Mosel’s unique and unsurpassed combination of geography, geology and climate all combine together to make this true. Many of the Mosel’s best vineyard sites are on the steep south or southwest facing slopes, where vines receive up to ten times more sunlight, a very desirable condition in this cold climate region. Given how many twists and turns the Mosel River makes, it is not had to find a vineyard with this exposure. In fact, the Mosel’s breathtakingly steep slopes of rocky, slate-based soils straddle the riverbanks along its entire length. These rocky slate soils, as well as the river, retain and reflect heat back to the vineyards, a phenomenon that aids in the complete ripening of its grapes.
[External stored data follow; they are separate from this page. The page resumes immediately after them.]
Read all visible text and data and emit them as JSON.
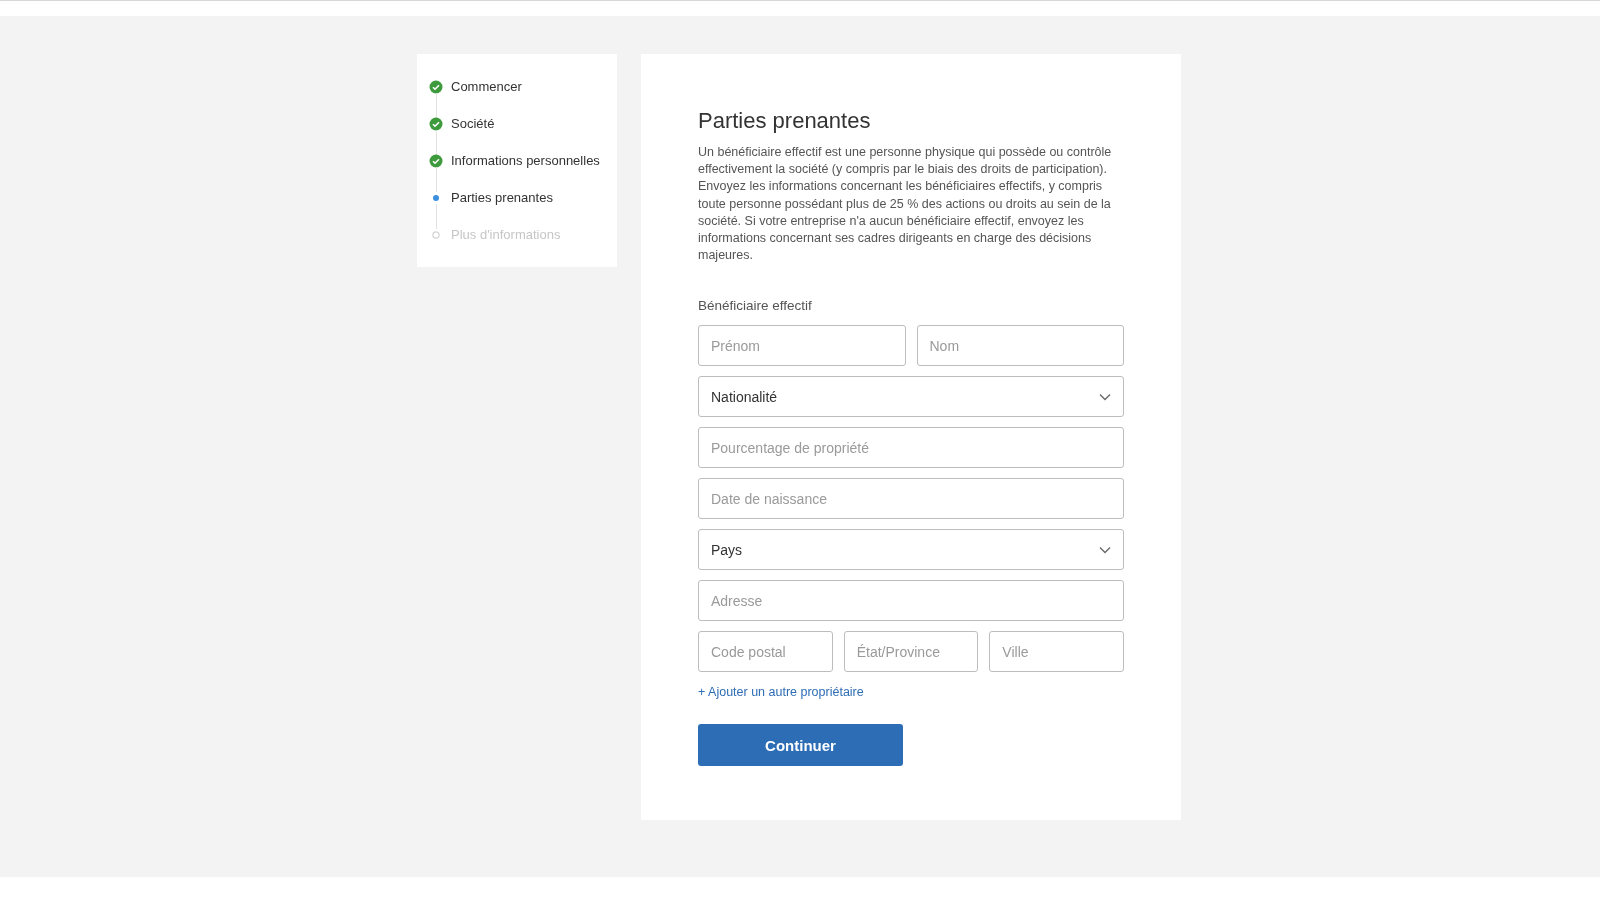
{
  "steps": [
    {
      "label": "Commencer",
      "kind": "done"
    },
    {
      "label": "Société",
      "kind": "done"
    },
    {
      "label": "Informations personnelles",
      "kind": "done"
    },
    {
      "label": "Parties prenantes",
      "kind": "current"
    },
    {
      "label": "Plus d'informations",
      "kind": "pending"
    }
  ],
  "main": {
    "title": "Parties prenantes",
    "description": "Un bénéficiaire effectif est une personne physique qui possède ou contrôle effectivement la société (y compris par le biais des droits de participation). Envoyez les informations concernant les bénéficiaires effectifs, y compris toute personne possédant plus de 25 % des actions ou droits au sein de la société. Si votre entreprise n'a aucun bénéficiaire effectif, envoyez les informations concernant ses cadres dirigeants en charge des décisions majeures.",
    "section_label": "Bénéficiaire effectif",
    "rows": [
      [
        {
          "kind": "text",
          "placeholder": "Prénom"
        },
        {
          "kind": "text",
          "placeholder": "Nom"
        }
      ],
      [
        {
          "kind": "select",
          "value": "Nationalité"
        }
      ],
      [
        {
          "kind": "text",
          "placeholder": "Pourcentage de propriété"
        }
      ],
      [
        {
          "kind": "text",
          "placeholder": "Date de naissance"
        }
      ],
      [
        {
          "kind": "select",
          "value": "Pays"
        }
      ],
      [
        {
          "kind": "text",
          "placeholder": "Adresse"
        }
      ],
      [
        {
          "kind": "text",
          "placeholder": "Code postal"
        },
        {
          "kind": "text",
          "placeholder": "État/Province"
        },
        {
          "kind": "text",
          "placeholder": "Ville"
        }
      ]
    ],
    "add_link": "+ Ajouter un autre propriétaire",
    "submit": "Continuer"
  }
}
Riesling is by far the most important and prestigious grape of the Mosel, grown on approximately 60% of the region’s vineyard land—typically on the desirable sites that provide the best combination of sunlight, soil type and altitude. The best Mosel Rieslings—dry or sweet—express marked acidity, low alcohol, great purity and intensity with aromas and flavors of wet slate, citrus and stone fruit. With age, the wine’s color will become more golden and pleasing aromas of honey, dried apricot and sometimes petrol develop.

Other varieties planted in the Mosel include Müller-Thurgau, Spätburgunder (Pinot Noir) and Weissburgunder (Pinot Blanc), all performing quite well here.